I drag myself out of bed and to the gym every morning. I'll choose a piece of fruit over chocolate cake, if not cheerfully. But I wasn't always so health-conscious. When I was a student at Fayetteville-Manlius High School not that long ago, lunch was often a $1 pint of chocolate milk from the cafeteria vending machine. On the way to soccer games I'd grab a Rice Krispies Treat or a bag of Skittles from the cafeteria store for the bus ride. So when I heard that my Syracuse, N.Y., alma mater was one of two high schools in the country to test-market baby carrots from a vending machine, my interest was piqued. Would kids really drop in two quarters and pass up the Doritos and candy in favor of a 3-ounce bag of veggies?
F-M, as everybody calls it, and Mason High School in Cincinnati are the designated launch sites for the first phase of a proposed $25 million "Eat 'Em Like Junk Food" campaign intended to give baby carrots a big bite out of vending-machine sales.

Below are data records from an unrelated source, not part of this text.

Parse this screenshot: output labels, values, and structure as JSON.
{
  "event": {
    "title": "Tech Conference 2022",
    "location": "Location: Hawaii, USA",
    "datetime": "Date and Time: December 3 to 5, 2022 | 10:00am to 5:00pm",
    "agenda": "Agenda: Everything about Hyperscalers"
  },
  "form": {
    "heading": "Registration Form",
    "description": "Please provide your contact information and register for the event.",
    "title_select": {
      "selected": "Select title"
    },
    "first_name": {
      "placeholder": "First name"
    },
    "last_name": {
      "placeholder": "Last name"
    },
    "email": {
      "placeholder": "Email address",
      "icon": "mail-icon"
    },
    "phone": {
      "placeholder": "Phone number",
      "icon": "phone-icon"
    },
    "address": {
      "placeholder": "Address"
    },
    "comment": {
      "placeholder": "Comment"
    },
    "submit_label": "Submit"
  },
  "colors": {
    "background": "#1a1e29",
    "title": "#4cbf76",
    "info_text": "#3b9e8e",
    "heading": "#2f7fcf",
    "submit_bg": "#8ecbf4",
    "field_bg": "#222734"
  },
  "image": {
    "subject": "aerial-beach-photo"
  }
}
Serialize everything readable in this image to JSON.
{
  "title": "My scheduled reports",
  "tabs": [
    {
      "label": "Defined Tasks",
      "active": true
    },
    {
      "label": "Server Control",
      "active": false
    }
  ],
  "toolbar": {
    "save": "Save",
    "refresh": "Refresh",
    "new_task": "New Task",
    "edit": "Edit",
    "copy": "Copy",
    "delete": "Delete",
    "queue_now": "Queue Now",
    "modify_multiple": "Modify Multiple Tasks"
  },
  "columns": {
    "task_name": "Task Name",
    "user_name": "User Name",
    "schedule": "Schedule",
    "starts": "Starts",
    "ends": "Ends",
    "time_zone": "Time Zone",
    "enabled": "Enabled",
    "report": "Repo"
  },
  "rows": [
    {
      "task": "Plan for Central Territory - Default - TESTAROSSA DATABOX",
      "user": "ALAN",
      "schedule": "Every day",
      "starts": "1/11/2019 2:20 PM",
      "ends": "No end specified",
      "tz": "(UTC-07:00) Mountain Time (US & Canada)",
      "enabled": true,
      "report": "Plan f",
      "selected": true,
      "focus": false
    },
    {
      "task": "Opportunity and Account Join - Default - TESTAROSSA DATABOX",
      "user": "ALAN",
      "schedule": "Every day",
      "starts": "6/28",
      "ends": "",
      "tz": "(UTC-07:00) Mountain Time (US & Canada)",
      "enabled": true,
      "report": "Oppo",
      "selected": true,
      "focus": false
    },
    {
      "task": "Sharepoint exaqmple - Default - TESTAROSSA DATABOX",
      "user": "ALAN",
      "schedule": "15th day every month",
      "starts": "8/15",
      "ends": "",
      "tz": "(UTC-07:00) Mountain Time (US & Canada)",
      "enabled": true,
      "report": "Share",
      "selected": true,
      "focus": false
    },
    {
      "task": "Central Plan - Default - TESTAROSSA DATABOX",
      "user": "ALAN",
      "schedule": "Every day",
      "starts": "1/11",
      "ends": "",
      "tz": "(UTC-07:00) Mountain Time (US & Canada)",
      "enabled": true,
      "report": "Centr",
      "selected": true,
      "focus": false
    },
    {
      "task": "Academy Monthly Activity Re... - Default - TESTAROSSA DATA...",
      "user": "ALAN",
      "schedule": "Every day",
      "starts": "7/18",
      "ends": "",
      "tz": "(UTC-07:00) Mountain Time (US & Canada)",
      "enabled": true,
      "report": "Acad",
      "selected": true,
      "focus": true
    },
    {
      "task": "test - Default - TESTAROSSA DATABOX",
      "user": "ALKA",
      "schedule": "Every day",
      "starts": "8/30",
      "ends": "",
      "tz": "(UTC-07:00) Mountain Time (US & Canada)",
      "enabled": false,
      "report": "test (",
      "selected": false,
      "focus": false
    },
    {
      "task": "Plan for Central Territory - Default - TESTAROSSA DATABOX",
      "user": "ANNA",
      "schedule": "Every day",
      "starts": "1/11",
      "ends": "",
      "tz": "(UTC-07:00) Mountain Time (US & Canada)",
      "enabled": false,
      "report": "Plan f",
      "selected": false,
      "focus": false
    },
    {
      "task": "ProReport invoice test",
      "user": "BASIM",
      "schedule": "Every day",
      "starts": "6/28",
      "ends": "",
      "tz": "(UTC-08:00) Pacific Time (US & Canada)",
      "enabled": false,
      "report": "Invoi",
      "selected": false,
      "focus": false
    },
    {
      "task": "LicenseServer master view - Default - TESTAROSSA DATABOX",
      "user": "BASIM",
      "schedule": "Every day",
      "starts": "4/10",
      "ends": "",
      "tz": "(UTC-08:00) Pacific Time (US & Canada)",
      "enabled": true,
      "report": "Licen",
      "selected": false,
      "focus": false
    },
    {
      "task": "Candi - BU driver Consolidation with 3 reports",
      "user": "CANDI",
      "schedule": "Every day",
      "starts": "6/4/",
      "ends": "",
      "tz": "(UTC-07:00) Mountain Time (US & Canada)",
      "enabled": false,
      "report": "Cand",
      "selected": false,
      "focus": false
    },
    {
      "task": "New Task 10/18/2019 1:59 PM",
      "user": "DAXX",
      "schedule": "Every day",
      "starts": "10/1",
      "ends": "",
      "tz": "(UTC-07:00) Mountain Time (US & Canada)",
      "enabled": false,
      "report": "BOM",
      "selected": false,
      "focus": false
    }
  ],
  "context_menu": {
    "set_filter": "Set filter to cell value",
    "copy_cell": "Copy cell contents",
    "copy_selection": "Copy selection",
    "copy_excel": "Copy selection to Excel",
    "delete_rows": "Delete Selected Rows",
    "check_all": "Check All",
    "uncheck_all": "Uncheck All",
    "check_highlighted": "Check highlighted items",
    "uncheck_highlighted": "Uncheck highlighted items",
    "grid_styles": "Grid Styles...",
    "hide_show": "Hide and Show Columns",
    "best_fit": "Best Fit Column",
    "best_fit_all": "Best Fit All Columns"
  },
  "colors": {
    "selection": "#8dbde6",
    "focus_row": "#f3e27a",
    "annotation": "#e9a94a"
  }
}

Facebook and Twitter pages have been created, a video game has rolled out, and a commercial featuring a busty redhead lusting after "baby carrots, baby" is airing in both cities. But the real grab-the-customer hook is the junk-food packaging—crinkly, eye-catching, Doritos-type bags.
"We want people to consider baby carrots a regular snack," Bolthouse Farms CEO Jeffrey Dunn, the force behind the campaign, told the Syracuse Post-Standard at the unveiling of F-M's carrot vending machine. Headquartered in Bakersfield, Calif., Bolthouse owns fully half of the baby carrot market. "[We] thought we'd use some of the emotional imagery the junk food industry uses and take a page out of their book."
And why not? A study published last month in the journal Pediatrics found that presented with samples of graham crackers, gummy fruit snacks, and baby carrots, 50 percent of 4- to 6-year-olds said that any of the foods from a package adorned with a cartoon tasted better than the same food out of a plain package. But would the same trick work on a tougher crowd of marketing-savvy high-schoolers at my old stomping ground?
Apparently so. The carrot-stocked vending machine was wheeled into the F-M cafeteria on September 16, a Thursday. By the end of classes the next day it was empty. It was refilled, and sold out again by the following Tuesday.
But when I called a few days ago to check out the carrot campaign, I found that the coolness factor had worn off quickly. The 216-bag tally in the first three days faded to a total of 424 bags over the next three weeks. "When they first came out a lot of people would buy them just to say they bought them and to have the package," junior Chris Warren told me. "Now I see a few bags here and there—not a whole lot." There was a fundamental problem, said sophomore Kelsey Marano: "Trying to hide a vegetable in a fake potato chip bag isn't going to make kids forget what they're tasting."
It's much the same in Cincinnati. Mason is about twice as big as F-M and junk-food machines are barred, so the carrots don't have to go head to head with alluring munchies. Mason students also are flogging sales with three of their own competing carrot-boosting campaigns. Yet Mason's bottom line—about 700 bags—is only marginally higher than F-M's results.
Christina Roberto, the lead author of the Pediatrics study and a Ph.D candidate in clinical psychology and public health at Yale University, isn't surprised. In the study, the enticement of cartoon characters counted the least with baby carrots. "For healthy foods, branding seems to not have as strong an effect," Roberto says. "Instead of trying to promote healthy food with junk food tactics, we're better off focusing our efforts on removing cartoons from the packages of those not-so-good for you foods."